The rand has seen a 25% recovery against the British pound since January, after Britain voted to leave the European Union on June 24.
“The rand has certainly been doing well,” said RMB analyst John Cairns on Monday. “The fall in (the pound to rand exchange rate) has been the most impressive, with moves below 19 last week implying a 25% recovery from the worst levels seen in January.”
The rand’s depreciation in January followed growth fears in China, lower global demand in commodities and waning risk appetite for South Africa following the leadership crisis in National Treasury in December 2015.
While the rand’s recovery against the pound was positive, it became increasingly volatile after the UK decision to exit the EU, also known as Brexit. On June 24, when the vote’s results were released, the rand plunged more than the day President Jacob Zuma fired former finance minister Nhlanhla Nene, also known as Nenegate.
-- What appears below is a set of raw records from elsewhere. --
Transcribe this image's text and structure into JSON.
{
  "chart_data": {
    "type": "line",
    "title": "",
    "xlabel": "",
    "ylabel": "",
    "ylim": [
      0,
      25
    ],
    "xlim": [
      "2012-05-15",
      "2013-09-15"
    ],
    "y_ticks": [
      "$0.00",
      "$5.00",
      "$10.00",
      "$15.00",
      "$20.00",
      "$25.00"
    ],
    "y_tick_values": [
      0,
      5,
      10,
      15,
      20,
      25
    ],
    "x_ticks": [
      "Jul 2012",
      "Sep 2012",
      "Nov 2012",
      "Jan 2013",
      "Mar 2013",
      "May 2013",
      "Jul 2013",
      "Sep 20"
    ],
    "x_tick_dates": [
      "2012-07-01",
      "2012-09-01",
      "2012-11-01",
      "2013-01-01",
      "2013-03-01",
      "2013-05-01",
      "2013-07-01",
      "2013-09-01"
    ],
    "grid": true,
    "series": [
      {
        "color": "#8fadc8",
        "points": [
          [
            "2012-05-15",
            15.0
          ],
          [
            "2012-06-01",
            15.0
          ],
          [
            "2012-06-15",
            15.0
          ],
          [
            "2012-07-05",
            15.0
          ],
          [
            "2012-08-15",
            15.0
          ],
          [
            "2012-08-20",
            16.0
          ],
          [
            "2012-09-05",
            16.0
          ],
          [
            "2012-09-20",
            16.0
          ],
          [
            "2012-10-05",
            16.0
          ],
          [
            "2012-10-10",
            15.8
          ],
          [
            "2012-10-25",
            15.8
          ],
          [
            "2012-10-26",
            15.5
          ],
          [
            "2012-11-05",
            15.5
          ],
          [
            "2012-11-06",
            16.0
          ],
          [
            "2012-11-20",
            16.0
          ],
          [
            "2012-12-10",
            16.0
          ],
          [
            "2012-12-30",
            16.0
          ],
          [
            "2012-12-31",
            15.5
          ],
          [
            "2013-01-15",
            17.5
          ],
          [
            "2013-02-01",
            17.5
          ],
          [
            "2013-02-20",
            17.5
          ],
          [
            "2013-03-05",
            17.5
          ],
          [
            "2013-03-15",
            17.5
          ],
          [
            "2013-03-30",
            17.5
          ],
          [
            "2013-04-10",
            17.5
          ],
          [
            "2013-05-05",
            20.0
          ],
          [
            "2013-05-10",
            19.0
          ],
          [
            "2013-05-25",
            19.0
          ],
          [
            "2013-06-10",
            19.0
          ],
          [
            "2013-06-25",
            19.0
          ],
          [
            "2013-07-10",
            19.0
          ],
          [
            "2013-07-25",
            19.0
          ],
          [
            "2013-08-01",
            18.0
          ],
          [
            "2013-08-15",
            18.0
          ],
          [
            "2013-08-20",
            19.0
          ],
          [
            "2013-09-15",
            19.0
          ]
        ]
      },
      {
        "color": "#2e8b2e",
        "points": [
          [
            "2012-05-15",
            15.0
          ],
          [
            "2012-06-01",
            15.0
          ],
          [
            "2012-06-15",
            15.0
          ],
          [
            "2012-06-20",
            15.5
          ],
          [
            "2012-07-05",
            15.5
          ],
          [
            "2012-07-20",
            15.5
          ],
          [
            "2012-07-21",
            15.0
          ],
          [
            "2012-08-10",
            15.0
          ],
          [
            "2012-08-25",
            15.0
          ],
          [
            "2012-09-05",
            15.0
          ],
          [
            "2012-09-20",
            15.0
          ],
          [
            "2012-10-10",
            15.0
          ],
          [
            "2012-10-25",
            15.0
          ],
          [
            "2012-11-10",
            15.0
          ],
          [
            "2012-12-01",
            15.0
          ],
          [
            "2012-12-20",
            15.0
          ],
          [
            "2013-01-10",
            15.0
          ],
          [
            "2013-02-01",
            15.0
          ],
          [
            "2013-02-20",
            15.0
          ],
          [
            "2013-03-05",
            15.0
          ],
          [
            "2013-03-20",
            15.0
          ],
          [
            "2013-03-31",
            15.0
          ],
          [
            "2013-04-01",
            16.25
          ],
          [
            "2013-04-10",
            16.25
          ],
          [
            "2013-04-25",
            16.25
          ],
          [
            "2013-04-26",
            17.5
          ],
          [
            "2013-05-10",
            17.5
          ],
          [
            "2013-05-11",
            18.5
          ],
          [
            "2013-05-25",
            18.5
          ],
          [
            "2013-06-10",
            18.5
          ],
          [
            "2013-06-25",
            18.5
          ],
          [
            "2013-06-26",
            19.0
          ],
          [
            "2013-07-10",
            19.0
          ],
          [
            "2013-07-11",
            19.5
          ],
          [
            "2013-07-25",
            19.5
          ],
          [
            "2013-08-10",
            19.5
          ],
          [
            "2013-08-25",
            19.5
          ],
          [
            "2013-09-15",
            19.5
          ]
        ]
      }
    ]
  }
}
Cairns said the euro/rand exchange rate is the next pair that needs to break lower. “The April low of 16 is in sight, (and) a break here would take the rand to the best levels since Nenegate.
“The biggest question is whether USD/ZAR can break its 14.10 to 16.00 range,” he said. “This is ambitious at this stage. The market has traded 14.46 to 14.97 over the past two weeks and while the bias is lower, it is not particularly strong.”
On Monday at 8:20, the rand was trading 0.45% stronger against the euro at R16.11, 1% stronger against the pound at R18.9 and 1.38% stronger against the dollar at R14.59.
Brexit fears decline
Brexit fears have dropped away sharply, Cairns said on Monday.
“The fear-gauge index of expected volatility has fallen all the way to 13, the lowest in a month,” he said. “Even (the) sterling has stabilised.
“There will still be real economic costs from the vote,” he said. “The extent will only be clear with time, but there is no major concern yet.”
Cairns said attention will now focus on how policymakers will respond to the Brexit vote. “The BoE (Bank of England) is the focus this week, the ECB (European Central Bank) next and the (US) Fed at the end of the month,” he said.
Meanwhile, NKC Research said on Monday that it shared Moody’s analysis that while South Africa will be the most affected in sub-Saharan Africa by Brexit, it is not likely to have an impact on its sovereign debt rating.
“Of key risk is private sector capital flows to South Africa, on which country relies in order to finance large current account deficit,” it said. “Foreign direct investment and tourists to South Africa from United Kingdom are likely to fall as a result of the Brexit vote.
“(The) ratings agency’s views align with our own analysis, in that the primary factor stemming from Brexit that will touch South African over the short to medium term is increased risk aversion and volatility in global financial markets.
“However, South Africa has plenty of obstacles on the home front, including very weak economic growth in an environment of rising inflation and interest rates.”